Our Honor System Pricing model is revolutionary in that we, the organization, have no power. The power is with the people. Parents have the power to make sure their child and ALL children get a high-quality education. EDMO® does not give scholarships or financial aid. We only create a space for families to stand in their values. Rather than a transactional relationship, we create a transformational relationship with our families. Parents decide if they enroll at our regular price or even donate more. Parents decide if they need financial help. Parents decide if a sustainable model of education will survive. This new economic system is based not on fear, but on human dignity, trust and love.
Q: In developing a “virtual” version of Summer camp, what is lost and what is gained?
A: What is lost in our new online model is the old system of power and inequity. What is gained is the ability for any child from every socio-economic background, to learn, collaborate and connect with each other instantaneously. A child from East Oakland, California can instantly go to camp with a child from Westford, Connecticut.
What is gained is the potential to start addressing the root causes of implicit bias and racism. What is gained is parents becoming a force for equity and the bridging of the digital divide. What is gained is a new model of education that can fill the learning day gaps for every child once school partially reopens in the Fall.

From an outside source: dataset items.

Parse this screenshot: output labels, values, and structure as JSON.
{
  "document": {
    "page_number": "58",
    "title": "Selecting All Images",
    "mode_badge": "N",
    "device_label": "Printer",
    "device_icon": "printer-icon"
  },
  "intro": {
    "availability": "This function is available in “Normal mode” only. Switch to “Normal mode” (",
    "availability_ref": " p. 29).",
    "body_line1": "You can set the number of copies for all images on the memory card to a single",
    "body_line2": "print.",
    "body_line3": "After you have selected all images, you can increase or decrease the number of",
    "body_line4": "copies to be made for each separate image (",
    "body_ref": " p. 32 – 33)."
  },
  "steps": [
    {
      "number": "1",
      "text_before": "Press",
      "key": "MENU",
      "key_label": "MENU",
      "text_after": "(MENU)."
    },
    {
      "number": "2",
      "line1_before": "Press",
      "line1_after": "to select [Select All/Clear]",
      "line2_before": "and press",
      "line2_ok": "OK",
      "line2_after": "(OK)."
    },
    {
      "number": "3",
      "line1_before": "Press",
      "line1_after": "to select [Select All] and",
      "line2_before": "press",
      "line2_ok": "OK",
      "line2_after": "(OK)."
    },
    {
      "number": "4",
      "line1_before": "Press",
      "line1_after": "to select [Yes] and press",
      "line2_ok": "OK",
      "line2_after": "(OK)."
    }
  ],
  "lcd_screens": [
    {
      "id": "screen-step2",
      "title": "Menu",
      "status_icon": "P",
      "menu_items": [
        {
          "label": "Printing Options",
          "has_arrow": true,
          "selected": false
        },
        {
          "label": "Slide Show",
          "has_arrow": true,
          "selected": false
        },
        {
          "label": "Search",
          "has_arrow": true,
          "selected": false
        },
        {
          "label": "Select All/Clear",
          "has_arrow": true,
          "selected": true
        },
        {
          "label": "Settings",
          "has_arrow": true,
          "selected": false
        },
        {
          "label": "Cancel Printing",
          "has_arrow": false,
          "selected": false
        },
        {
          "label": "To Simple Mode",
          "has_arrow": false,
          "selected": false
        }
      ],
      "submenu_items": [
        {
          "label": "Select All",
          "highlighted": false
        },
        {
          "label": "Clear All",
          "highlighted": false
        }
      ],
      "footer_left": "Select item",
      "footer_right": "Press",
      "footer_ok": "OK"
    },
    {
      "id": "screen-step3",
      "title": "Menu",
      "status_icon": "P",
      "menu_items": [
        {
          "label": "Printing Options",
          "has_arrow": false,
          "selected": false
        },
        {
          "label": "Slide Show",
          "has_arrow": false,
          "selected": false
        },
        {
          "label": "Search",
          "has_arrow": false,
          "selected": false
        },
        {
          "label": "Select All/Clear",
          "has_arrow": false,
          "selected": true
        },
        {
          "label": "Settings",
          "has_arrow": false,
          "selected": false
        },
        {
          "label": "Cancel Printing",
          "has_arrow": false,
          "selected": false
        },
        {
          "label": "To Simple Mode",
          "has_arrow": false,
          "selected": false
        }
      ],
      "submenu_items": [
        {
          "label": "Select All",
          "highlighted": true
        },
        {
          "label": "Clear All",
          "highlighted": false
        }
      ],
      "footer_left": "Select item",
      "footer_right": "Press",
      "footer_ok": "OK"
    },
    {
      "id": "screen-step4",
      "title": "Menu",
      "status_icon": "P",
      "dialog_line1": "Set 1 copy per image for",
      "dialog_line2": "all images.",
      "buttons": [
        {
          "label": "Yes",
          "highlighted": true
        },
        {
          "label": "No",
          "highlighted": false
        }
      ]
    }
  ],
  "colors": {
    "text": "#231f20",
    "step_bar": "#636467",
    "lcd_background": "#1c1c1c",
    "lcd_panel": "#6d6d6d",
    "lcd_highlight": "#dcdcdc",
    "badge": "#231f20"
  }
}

The capacity to create real meaningful change is boundless. As of the week of June 8th we’ve had kids logging on to our platform from 43 different states and 7 countries including Singapore, Domincan Republic, Japan, Puerto Rico, Canada, Kuwait and India.
What is gained is the potential for nationwide and worldwide equity in education.
Eduardo Caballero is Executive Director of Edventure More. In addition, Eduardo has been active on the SF Department of Children & Youth’s Summer Work Group, The Big Lift collaborative’s Inspiring Summers Workgroup in the Peninsula, the Marin Promise in Marin County and the Oakland Summer Learning Network. He has also represented the Bay Area at summer funding lobbying events at the state capitol through CalSAC. Eduardo contributes to the field as a speaker at local and national summer and afterschool conferences. He has completed the Leadership for Equity & Opportunity (LEO) learning-in-action program and is learning to be a better equity ally every day.
Sam Piha is the founder and principal of Temescal Associates, a consulting group dedicated to building the capacity of leaders and organizations in education and youth development.